Together, they would publicise and evangelise for public (or in the case of Urquhart, public for Toffs at least) Turkish baths, invest in and popularize them to the point where cities such as Dublin, London, Edinburgh and Liverpool (and many more) would boast beautiful hydro palaces - ornately decorated, lavishly tiled and be-marbled places where men (and women) could divest themselves of their stiff layers of clothes and experience the soapy delights of the Turkish hamman. London had some of the best, most, sadly, now long gone. 

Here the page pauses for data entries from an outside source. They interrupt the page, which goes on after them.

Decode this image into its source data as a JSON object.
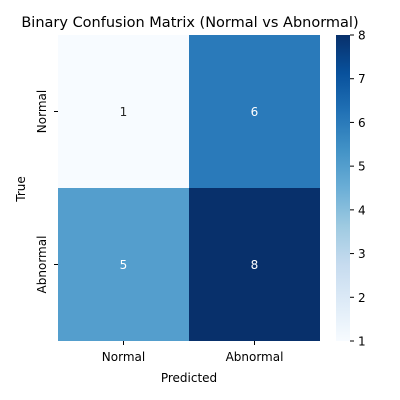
{
  "chart_data": {
    "type": "heatmap",
    "title": "Binary Confusion Matrix (Normal vs Abnormal)",
    "xlabel": "Predicted",
    "ylabel": "True",
    "x_categories": [
      "Normal",
      "Abnormal"
    ],
    "y_categories": [
      "Normal",
      "Abnormal"
    ],
    "values": [
      [
        1,
        6
      ],
      [
        5,
        8
      ]
    ],
    "colormap": "Blues",
    "colorbar": {
      "min": 1,
      "max": 8,
      "ticks": [
        "1",
        "2",
        "3",
        "4",
        "5",
        "6",
        "7",
        "8"
      ]
    },
    "colors": {
      "low": "#f7fbff",
      "high": "#08306b",
      "text_dark": "#262626",
      "text_light": "#ffffff"
    }
  }
}
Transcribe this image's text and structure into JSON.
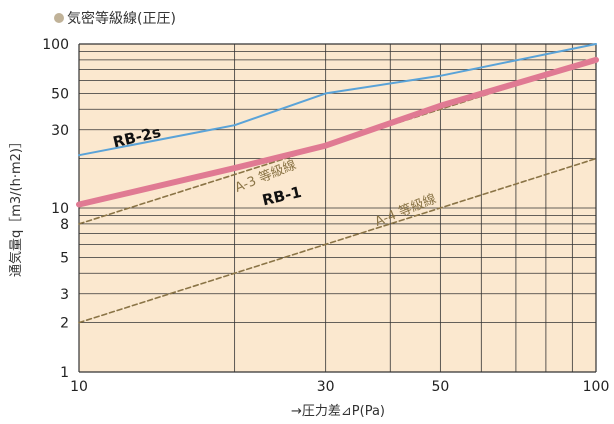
{
  "title": "気密等級線(正圧)",
  "colors": {
    "background": "#fbe8cf",
    "grid": "#333333",
    "rb2s": "#5aa3d8",
    "rb1": "#e07a93",
    "grade": "#8a7446",
    "title_dot": "#c0b298"
  },
  "chart_data": {
    "type": "line",
    "xscale": "log",
    "yscale": "log",
    "xlim": [
      10,
      100
    ],
    "ylim": [
      1,
      100
    ],
    "xlabel": "→圧力差⊿P(Pa)",
    "ylabel": "通気量q［m3/(h·m2)］",
    "xticks": [
      10,
      30,
      50,
      100
    ],
    "yticks": [
      1,
      2,
      3,
      5,
      8,
      10,
      30,
      50,
      100
    ],
    "grid": true,
    "series": [
      {
        "name": "RB-2s",
        "style": "solid",
        "x": [
          10,
          20,
          30,
          50,
          100
        ],
        "y": [
          21,
          32,
          50,
          64,
          100
        ]
      },
      {
        "name": "RB-1",
        "style": "solid-thick",
        "x": [
          10,
          20,
          30,
          50,
          100
        ],
        "y": [
          10.5,
          17.5,
          24,
          42,
          80
        ]
      },
      {
        "name": "A-3 等級線",
        "style": "dashed",
        "x": [
          10,
          100
        ],
        "y": [
          8,
          80
        ]
      },
      {
        "name": "A-4 等級線",
        "style": "dashed",
        "x": [
          10,
          100
        ],
        "y": [
          2,
          20
        ]
      }
    ]
  }
}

What a delight is must have been for a Victorian man to enter the majolica-tiled, early art-nouveau palaces, with their quasi-classical columns, intricate oriental arches, spouting steam pipes, hot and cold pools, steam-rooms and slipper-baths, and wash away the grime and emotional repression of the streets and society outside.    

The Cumberland Baths in Carlisle in England - A Very Rare Survivor


One of the most beautiful, Nevills Turkish Baths of New Broad Street, not only survived the gradual going out of fashion of the facilities in the 1930s, but also an almost direct hit from the Luftwaffe in 1941. Today, much of its decor survives and it houses a restaurant. 

The Cooling Room in Nevill's Baths


The Bath House, behind Liverpool Street Station in London, was converted into a bar (which recently closed) 

The Bath House 

James Joyce was certainly a fan. Of all the fictional characters ever linked to a Turkish Bath (and we can count Sherlock Holmes amongst them) Leopold Bloom was the one who truly luxuriated in his hamman.

In Ulysses, we follow Bloom's meanderings around Dublin on the day of June 16th, 1904. And though he longs for one, he cannot take a Turkish Bath on that particular day. 

In the Lotus Eaters episode, Bloom calls in at the chemists for some lotion and a bar of soap. The scents of the of the various soaps provoke what we are legally obligated to call a Proustian response.

"Nice smell these soaps have. Time to get a bath round the corner. Hammam. Turkish. Massage. Dirt gets rolled up in your navel. Nicer if a girl did it. Also I think I. Yes I. Do it in the bath. Curious longing I. Water to water. Combine business with pleasure. Pity no time for massage. Feel fresh then all day."

Leaving the chemists, he briefly met Bantam Lyons, and then,
"He walked cheerfully towards the mosque of the baths. Remind you of a mosque, redbaked bricks, the minarets".

Later, in the Ithaca episode, Bloom is shown to have visited the Turkish and Warm Baths at 11 Leinster Street. 
...he had proceeded to the oriental edifice of the Turkish and Warm Baths, 11 Leinster street..."


This Mosque of baths, the Oriental ediface, refer to the Lincoln Place baths in Dublin, built and designed by Cork's Dr Richard Barter and opened in the mid-1860s. 

Joyce, by the time he wrote Ulysses, was already away from his native city for several years. But he had not forgotten the sensual delights of Dubin's Turkish Baths.